Top tips for designing a gender equality strategy

Kore Global provides long-term gender equality advisory support to Grand Challenges Canada (GCC). As part of this ongoing support, and in line with GCC’s commitments to gender equality, Kore Global facilitated a participatory training for staff on the topic of developing gender equality strategies. The focus was on how best to support GCC investees, innovators in the health and humanitarian sectors, to adopt a gender and inclusion lens across all aspects of their work. GCC requires innovators to develop a gender strategy when their innovation is approved for further funding and scaled up, in order to identify and track key gender commitments at both programmatic and organizational levels, with the overall aim of contributing to the achievement of gender equality. Kore Global acts as an advisor to innovators on their gender strategies, providing tailor-made support and advice that is right-sized to the innovation. 

A gender strategy outlines an organization’s overall approach to gender equality and inclusion and provides a framework to define and implement measurable and trackable goals and actions. It also formally articulates an organization’s commitment to achieving gender equality outcomes and builds in accountabilities by assigning responsibilities to people within the organization. The process of designing a gender strategy can be catalytic for an organization, giving individuals the opportunity to think about and discuss gender and inclusion and beginning a process of integrating gender equality into the organizational culture. 

Through this support to over 30 GCC-funded innovators, Kore Global has learned a lot about what works best for gender strategy development. Broadly, we recommend that a gender strategy is based on five key building blocks which are: Vision Statement; Methodology; Gender Analysis Findings; Gender Equality Priorities; and Implementation and Monitoring & Evaluation Plan.

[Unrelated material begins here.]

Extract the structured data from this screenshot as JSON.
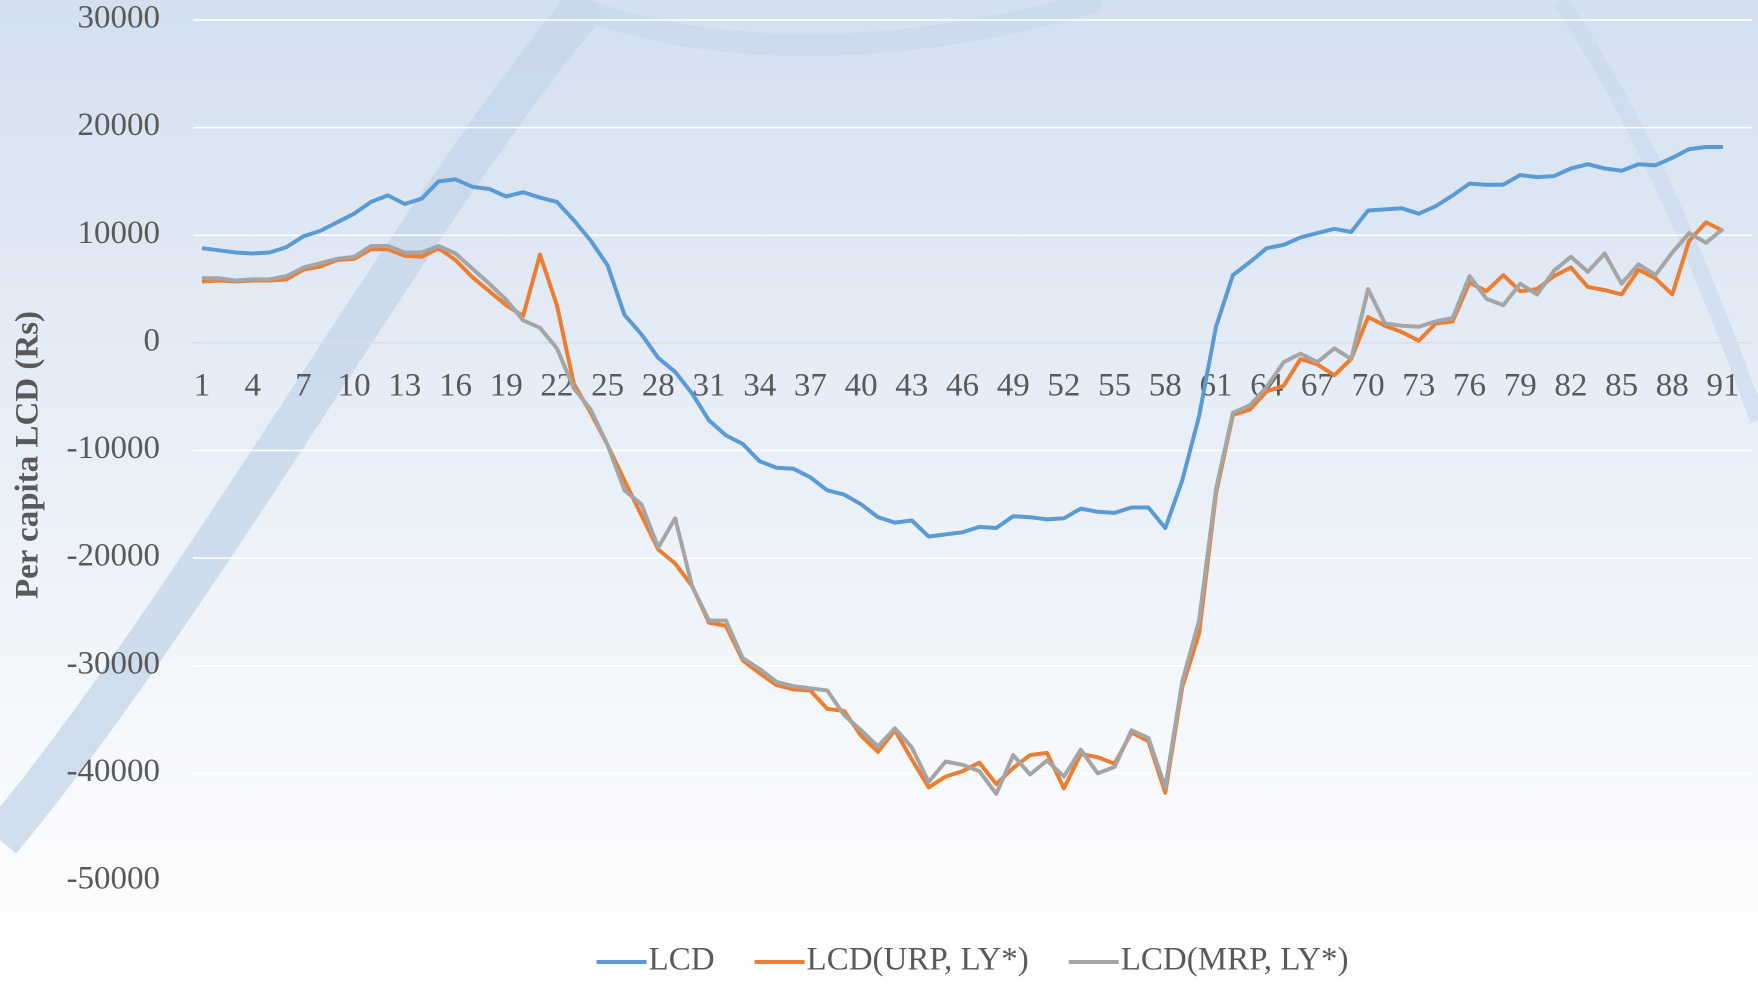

Here are some top tips on designing gender strategies based on Kore Global’s experience with GCC-funded innovators:

  • The gender strategy should be right-sized to the organization. Different organizations are at different stages of their gender equality journeys and the strategy should provide the organization with clear, realistic goals. It is not always necessary to add new initiatives to what an organization is already doing; bringing a gender lens to existing activities can be a starting point. 

  • The methodology for the gender strategy should be based on organizational capacity. The methodology can range from a simple, lighter-touch approach where for instance a gender focal point takes the responsibility for designing the strategy and presenting it to the organization. A more participatory and higher-touch approach could involve staff surveys, community consultations and focus groups, as well as desk research on key gender issues. This approach is more transformative but can also be time-consuming and requires resources that not all organizations have.

  • A gender analysis is at the heart of a gender strategy, as it identifies the specific barriers, challenges and opportunities faced by individuals with different gender identities in a particular context. The analysis should be relevant to the intervention the organization is implementing but also consider the wider socioeconomic and political context. An intersectional analysis will consider multiple, overlapping and intersecting identities for a more nuanced understanding of exclusion and marginalization. 

  • The strategy must have an implementation and monitoring and evaluation plan with clear, measurable and time-bound actions that give the organization something to aim for within a particular program or funding cycle. This helps avoid the risk of gender priorities being postponed or forgotten. 

  • Accountabilities must be in place including how and when the strategy will be reviewed and reported on and who is accountable for its implementation in senior management. This ensures that gender and inclusion work is prioritized within the organization. 

  • The organization must have the adequate capacity and resources to achieve its gender equality priorities. This is why it’s so important to make sure the strategy is realistic and right-sized. The organization can then identify any resource gaps that can be filled either internally or externally.